The bootstrap of the instance will fail and you can find in the logs an error like the following:

[2024-01-10T18:34:22+00:00] FATAL: Mixlib::ShellOut::ShellCommandFailed: gdrcopy[Configure gdrcopy] (aws-parallelcluster-platform::nvidia_config line 22) had an error: Mixlib::ShellOut::ShellCommandFailed: service[gdrcopy] (aws-parallelcluster-platform::nvidia_config line 103) had an error: Mixlib::ShellOut::ShellCommandFailed: Expected process to exit with [0], but received '1'init-output
---- Begin output of ["/bin/systemctl", "--system", "start", "gdrcopy"] ----
STDOUT:
STDERR: Job for gdrcopy.service failed because the control process exited with error code. See "systemctl status gdrcopy.service" and "journalctl -xe" for details.
---- End output of ["/bin/systemctl", "--system", "start", "gdrcopy"] ----
Ran ["/bin/systemctl", "--system", "start", "gdrcopy"] returned
+ error_exit 'Failed to run bootstrap recipes. If --norollback was specified, check /var/log/cfn-init.log and /var/log/cloud-init-output.log.'
+ echo 'Bootstrap failed with error: Failed to run bootstrap recipes. If --norollback was specified, check /var/log/cfn-init.log and /var/log/cloud-init-output.log.'
Bootstrap failed with error: Failed to run bootstrap recipes. If --norollback was specified, check /var/log/cfn-init.log and /var/log/cloud-init-output.log.
+ sleep 10

Affected versions

Instances with a GPU that is not a Turing, Ampere, Hopper or later GPU, with ParallelCluster >= 3.8.0 official AMIs, are unable to bootstrap. This means P3, P2, G3 and G2 instances are not supported by official ParallelCluster AMIs.
Full list of GPUs not impacted by the issue is available here.

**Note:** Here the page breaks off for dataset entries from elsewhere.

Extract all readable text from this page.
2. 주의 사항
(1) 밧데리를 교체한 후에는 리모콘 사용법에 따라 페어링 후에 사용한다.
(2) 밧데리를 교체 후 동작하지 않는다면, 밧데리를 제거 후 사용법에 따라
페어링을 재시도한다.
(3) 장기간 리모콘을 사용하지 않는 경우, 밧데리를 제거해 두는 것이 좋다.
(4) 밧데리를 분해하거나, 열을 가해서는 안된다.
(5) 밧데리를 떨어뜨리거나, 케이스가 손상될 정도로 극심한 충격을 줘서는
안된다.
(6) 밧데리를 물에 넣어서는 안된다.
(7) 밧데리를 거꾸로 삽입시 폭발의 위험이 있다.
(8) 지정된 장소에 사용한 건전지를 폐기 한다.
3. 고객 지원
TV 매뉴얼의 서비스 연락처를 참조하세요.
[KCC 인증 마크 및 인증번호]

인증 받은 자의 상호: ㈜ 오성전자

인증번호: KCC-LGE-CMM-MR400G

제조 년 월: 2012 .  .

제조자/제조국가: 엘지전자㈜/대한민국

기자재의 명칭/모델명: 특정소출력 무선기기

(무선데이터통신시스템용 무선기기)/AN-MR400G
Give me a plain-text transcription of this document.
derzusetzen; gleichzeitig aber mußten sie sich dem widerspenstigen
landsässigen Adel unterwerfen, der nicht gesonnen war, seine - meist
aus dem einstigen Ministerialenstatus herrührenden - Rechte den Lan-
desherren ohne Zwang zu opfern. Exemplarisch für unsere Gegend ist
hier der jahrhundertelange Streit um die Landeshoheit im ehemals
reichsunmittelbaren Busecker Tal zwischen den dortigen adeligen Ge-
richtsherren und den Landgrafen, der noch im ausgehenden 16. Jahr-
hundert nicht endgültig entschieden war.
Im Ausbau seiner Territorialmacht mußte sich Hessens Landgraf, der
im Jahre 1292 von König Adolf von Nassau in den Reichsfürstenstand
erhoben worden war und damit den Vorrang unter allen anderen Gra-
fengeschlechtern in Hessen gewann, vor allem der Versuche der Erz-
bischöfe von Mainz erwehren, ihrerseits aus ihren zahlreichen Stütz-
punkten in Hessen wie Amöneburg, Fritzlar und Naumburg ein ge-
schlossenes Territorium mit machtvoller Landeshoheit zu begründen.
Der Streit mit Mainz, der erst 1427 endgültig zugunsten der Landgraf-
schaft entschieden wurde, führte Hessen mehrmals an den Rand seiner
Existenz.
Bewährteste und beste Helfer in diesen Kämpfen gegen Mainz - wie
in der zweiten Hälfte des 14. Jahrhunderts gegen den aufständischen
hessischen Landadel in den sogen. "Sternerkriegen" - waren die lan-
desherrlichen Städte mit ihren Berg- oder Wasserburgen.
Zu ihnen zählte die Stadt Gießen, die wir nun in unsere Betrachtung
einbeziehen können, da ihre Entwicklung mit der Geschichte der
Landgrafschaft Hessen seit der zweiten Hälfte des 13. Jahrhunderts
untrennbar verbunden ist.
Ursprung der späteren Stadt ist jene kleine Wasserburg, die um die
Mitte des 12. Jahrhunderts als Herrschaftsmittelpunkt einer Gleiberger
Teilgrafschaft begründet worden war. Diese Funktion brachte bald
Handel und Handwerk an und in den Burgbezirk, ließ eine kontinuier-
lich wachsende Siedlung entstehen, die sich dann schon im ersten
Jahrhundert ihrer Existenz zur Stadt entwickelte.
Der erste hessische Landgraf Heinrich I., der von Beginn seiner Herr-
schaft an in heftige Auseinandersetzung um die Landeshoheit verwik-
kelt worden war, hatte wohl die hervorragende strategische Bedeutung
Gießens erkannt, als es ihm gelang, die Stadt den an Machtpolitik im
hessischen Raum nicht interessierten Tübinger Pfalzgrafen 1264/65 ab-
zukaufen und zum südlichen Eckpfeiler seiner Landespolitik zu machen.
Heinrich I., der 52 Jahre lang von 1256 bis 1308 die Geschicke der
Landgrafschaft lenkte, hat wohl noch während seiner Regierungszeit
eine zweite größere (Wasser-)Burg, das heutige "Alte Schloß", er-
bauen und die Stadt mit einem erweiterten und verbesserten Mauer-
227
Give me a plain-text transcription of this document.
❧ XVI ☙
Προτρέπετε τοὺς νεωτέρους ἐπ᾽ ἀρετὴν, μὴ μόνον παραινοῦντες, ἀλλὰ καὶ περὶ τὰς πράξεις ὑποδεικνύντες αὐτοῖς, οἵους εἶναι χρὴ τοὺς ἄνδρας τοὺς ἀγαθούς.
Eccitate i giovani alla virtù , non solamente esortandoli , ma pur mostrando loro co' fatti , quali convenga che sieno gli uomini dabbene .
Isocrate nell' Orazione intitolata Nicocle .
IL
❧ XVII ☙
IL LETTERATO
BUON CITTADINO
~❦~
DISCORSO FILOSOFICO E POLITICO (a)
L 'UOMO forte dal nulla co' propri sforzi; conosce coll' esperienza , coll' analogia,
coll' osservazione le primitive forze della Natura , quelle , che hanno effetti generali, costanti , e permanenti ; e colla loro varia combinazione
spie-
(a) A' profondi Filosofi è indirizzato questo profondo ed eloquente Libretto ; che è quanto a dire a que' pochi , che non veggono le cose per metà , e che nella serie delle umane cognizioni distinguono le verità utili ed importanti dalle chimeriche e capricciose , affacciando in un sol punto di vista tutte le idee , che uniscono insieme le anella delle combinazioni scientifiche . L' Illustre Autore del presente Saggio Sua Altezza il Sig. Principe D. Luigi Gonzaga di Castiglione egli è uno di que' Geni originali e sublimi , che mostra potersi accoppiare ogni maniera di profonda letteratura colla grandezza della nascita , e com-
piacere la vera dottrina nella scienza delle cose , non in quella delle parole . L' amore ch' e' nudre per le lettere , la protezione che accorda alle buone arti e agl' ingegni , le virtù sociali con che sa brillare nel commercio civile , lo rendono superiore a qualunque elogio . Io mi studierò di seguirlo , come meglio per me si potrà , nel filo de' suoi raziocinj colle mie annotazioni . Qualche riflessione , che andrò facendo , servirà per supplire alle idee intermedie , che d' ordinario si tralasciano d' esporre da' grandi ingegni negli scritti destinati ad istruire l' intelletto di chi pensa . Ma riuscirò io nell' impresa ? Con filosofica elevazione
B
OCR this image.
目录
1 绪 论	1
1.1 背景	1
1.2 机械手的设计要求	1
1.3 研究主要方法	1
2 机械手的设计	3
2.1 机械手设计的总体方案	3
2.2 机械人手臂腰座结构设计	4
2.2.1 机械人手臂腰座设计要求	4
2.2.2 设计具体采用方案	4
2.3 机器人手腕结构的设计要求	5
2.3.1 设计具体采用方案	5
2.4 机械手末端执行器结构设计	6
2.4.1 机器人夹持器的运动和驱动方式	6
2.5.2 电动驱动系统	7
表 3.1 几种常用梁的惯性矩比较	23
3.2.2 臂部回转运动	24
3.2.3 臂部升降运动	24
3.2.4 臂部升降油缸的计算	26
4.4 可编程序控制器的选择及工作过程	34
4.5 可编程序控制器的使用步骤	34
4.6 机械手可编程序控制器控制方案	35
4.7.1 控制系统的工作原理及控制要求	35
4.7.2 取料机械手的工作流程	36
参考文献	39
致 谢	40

If you’re using ParallelCluster 3.8.0 and you’re using an instance type with GPUDirect RDMA and EFA (like P4 and P5) you’re not affected by any issue.

Mitigation

If you want to use P3, P2, G3 or G2 instance types in ParallelCluster 3.8.0, you need to build your own custom AMI.

For ParallelCluster == 3.8.0 Please follow How to build a custom AMI with Closed Source Nvidia drivers for P3, P2, G3 and G2
For ParallelCluster > 3.8.0 Please follow How to build a custom AMI with Closed Source Nvidia drivers for P3, P2, G3 and G2

Max Burian · Answer 1 · Fri Mar 01 2024 20:45:03 GMT+0800 (China Standard Time)

Hi @enrico-usai ,

Thanks for the detailed description on this grinding topic. The custom AMI work around is really not great and has already lead to a range of interactions with the official AWS support. I would highly encourage that AWS tries to solve this in one of the upcoming PC-native AMIs. So thumbs up from my side!